Author: Samiul Hasan
Publisher: Springer Science & Business Media
Published: 2012-01-15
Total Pages: 364
ISBN-13: 9400726325
DOWNLOAD EBOOKIslam is not only a religion, but also a culture, tradition, and civilization. There are currently 1.5 billion people in the world who identify themselves as Muslim. Two thirds of the worldwide Muslim population, i.e. approximately a billion people, live in forty-eight Muslim majority countries (MMC) in the world– all of which except one are in Africa and Asia. Of these MMCs in Africa and Asia, only twelve (inhabited by about 165 million people) have ever achieved a high score on the Human Development Index (HDI), the index that measures life expectancy at birth, education and standard of living and ranks how "developed" a country is. This means that the majority of the world's Muslim population lives in poverty with low or medium level of human development. The contributions to this innovative volume attempt to determine why this is. They explore the influence of environment, space, and power on human development. The result is a complex, interdisciplinary study of all MMCs in Africa and Asia.

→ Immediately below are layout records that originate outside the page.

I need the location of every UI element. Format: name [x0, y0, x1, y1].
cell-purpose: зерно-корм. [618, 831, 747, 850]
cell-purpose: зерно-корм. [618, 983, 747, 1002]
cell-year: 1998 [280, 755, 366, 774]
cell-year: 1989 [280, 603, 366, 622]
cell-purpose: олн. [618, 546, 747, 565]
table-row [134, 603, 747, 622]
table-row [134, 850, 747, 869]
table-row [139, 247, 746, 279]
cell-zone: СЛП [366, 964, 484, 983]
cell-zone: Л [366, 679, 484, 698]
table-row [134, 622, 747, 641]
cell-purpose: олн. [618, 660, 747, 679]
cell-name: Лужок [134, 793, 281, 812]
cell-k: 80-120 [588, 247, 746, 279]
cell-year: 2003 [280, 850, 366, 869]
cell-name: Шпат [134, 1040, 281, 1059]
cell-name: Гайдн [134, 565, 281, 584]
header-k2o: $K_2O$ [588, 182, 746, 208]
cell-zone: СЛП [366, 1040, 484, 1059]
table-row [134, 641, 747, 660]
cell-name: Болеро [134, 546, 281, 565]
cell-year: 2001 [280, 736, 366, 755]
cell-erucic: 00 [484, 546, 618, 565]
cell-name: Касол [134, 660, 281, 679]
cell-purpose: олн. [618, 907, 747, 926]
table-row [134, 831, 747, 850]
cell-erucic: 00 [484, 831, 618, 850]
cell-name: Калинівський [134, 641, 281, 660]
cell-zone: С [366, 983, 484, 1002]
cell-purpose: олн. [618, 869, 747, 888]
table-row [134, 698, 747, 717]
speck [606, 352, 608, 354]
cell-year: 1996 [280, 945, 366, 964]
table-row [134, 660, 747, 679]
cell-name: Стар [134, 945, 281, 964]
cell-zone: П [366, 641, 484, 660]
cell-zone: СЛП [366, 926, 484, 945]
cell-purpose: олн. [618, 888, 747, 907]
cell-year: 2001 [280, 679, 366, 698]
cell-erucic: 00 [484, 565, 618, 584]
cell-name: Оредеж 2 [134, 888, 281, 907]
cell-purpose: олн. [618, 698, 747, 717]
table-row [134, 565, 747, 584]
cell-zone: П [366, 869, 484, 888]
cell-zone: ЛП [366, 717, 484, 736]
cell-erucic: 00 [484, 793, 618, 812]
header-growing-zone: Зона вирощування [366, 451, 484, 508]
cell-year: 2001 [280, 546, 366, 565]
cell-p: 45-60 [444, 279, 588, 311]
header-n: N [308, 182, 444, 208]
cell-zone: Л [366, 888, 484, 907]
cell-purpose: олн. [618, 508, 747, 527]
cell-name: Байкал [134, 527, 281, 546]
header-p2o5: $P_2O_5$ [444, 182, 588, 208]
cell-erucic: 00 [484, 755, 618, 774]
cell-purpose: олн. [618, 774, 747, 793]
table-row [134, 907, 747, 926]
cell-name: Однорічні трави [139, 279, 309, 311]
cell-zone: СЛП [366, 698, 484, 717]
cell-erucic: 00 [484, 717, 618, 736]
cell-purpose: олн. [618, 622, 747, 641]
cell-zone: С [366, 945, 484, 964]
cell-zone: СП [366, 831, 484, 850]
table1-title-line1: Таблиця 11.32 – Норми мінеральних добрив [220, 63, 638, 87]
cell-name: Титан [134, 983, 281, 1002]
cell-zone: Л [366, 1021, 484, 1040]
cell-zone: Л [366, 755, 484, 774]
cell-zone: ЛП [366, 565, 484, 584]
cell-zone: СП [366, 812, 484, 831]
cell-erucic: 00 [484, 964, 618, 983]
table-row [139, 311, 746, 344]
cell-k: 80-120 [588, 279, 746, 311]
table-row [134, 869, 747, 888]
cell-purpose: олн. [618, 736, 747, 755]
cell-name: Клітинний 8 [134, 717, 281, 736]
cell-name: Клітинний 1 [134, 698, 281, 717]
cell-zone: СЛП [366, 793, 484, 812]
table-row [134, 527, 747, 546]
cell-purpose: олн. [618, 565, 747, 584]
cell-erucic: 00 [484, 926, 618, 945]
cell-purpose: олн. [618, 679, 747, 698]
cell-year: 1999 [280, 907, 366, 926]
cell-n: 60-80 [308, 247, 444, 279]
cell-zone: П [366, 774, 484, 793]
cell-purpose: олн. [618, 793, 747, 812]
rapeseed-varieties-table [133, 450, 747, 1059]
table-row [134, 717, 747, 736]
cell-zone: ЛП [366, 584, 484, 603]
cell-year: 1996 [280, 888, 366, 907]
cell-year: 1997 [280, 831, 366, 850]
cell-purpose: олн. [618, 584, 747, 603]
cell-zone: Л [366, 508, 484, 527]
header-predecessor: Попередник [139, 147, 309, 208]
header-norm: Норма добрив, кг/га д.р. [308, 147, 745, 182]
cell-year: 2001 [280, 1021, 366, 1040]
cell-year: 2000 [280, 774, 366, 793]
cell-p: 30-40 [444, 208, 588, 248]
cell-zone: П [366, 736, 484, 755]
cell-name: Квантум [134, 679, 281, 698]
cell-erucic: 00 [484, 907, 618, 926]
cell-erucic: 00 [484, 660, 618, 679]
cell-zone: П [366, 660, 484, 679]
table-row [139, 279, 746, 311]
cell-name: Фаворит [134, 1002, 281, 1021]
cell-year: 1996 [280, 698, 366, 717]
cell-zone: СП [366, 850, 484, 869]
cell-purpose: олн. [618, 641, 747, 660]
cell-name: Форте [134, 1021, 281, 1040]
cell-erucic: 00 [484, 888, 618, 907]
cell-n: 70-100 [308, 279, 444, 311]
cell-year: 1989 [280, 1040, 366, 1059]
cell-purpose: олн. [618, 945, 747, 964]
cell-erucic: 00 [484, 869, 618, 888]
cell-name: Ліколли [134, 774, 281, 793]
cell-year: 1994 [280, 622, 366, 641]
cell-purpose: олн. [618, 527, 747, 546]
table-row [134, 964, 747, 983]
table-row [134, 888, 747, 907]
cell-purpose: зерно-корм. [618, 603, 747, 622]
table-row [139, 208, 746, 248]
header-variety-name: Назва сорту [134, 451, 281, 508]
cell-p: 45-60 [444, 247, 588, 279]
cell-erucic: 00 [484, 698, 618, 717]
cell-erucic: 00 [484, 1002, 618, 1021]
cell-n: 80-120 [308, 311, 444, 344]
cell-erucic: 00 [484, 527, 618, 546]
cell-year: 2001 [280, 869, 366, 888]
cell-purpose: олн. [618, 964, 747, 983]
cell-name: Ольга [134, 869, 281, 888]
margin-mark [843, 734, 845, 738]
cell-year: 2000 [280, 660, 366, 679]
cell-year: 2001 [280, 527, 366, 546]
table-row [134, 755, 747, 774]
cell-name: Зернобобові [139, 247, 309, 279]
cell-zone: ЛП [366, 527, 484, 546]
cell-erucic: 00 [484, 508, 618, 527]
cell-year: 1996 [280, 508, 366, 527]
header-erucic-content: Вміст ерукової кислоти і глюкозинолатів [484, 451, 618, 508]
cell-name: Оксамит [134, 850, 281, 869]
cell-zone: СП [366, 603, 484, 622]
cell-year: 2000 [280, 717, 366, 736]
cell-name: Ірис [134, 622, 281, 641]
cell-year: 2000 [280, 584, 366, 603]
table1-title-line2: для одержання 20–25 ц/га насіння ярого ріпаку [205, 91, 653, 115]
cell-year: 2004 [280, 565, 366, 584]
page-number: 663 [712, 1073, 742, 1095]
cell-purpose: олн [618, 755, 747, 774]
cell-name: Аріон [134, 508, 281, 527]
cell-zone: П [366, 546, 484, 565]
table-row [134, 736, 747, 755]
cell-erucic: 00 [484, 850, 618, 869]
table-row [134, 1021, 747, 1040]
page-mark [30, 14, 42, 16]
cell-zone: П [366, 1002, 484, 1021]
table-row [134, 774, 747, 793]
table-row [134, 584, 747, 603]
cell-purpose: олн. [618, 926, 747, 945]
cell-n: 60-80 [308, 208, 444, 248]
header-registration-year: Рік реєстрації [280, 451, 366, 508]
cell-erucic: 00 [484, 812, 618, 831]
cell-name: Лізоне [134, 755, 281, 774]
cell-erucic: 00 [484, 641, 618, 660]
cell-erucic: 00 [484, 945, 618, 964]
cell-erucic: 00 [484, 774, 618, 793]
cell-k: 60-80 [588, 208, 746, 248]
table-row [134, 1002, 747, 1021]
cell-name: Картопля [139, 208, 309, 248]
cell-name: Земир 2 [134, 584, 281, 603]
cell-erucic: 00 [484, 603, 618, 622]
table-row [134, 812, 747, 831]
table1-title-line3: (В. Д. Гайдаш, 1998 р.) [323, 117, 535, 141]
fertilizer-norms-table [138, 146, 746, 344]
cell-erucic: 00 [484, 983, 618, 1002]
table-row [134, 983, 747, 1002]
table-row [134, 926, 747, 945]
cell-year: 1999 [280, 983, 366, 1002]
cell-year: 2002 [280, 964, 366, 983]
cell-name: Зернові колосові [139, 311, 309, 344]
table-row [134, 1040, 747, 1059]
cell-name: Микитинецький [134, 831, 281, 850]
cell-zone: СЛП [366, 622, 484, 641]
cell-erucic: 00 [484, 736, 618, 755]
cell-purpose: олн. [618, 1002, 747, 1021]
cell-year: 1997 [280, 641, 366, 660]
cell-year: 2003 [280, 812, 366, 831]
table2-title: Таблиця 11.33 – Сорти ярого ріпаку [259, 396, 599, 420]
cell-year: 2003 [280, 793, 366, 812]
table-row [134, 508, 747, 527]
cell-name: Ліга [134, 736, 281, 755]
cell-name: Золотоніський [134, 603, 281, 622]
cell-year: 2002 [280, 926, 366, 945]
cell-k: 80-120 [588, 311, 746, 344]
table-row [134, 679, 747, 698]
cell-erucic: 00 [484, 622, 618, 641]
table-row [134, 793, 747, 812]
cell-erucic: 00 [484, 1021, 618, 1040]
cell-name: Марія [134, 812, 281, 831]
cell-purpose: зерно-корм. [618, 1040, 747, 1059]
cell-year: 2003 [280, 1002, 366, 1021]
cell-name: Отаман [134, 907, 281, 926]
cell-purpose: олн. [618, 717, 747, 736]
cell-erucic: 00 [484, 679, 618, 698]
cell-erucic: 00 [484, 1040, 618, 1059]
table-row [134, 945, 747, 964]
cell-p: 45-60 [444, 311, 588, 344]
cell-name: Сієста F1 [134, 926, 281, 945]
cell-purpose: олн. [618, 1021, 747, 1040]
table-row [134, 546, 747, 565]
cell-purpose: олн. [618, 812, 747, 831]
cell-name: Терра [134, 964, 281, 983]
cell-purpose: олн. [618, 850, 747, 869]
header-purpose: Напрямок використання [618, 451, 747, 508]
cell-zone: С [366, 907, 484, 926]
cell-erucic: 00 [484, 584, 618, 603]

It offers new insights into the current state of the Muslim World, and provides a theoretical framework for studying human development from an interdisciplinary social, cultural, economic, environmental, political, and religious perspective, which will be applicable to regional and cultural studies of space and power in other regions of the world.
Author: Markus Daechsel
Publisher: Cambridge University Press
Published: 2015-03-19
Total Pages: 333
ISBN-13: 1107057175
DOWNLOAD EBOOKThis book offers a transnational history of Pakistan's development in the 1950s and 1960s, and the creation of the capital city Islamabad.
Author: Ahmet T. Kuru
Publisher: Cambridge University Press
Published: 2019-08
Total Pages: 323
ISBN-13: 1108419097
DOWNLOAD EBOOKAnalyzes Muslim countries' contemporary problems, particularly violence, authoritarianism, and underdevelopment, comparing their historical levels of development with Western Europe.
Author: Hooshang Amirahmadi
Publisher: Routledge
Published: 2017-09-08
Total Pages: 183
ISBN-13: 1351318187
DOWNLOAD EBOOKFirst Published in 2017. Routledge is an imprint of Taylor & Francis, an Informa company.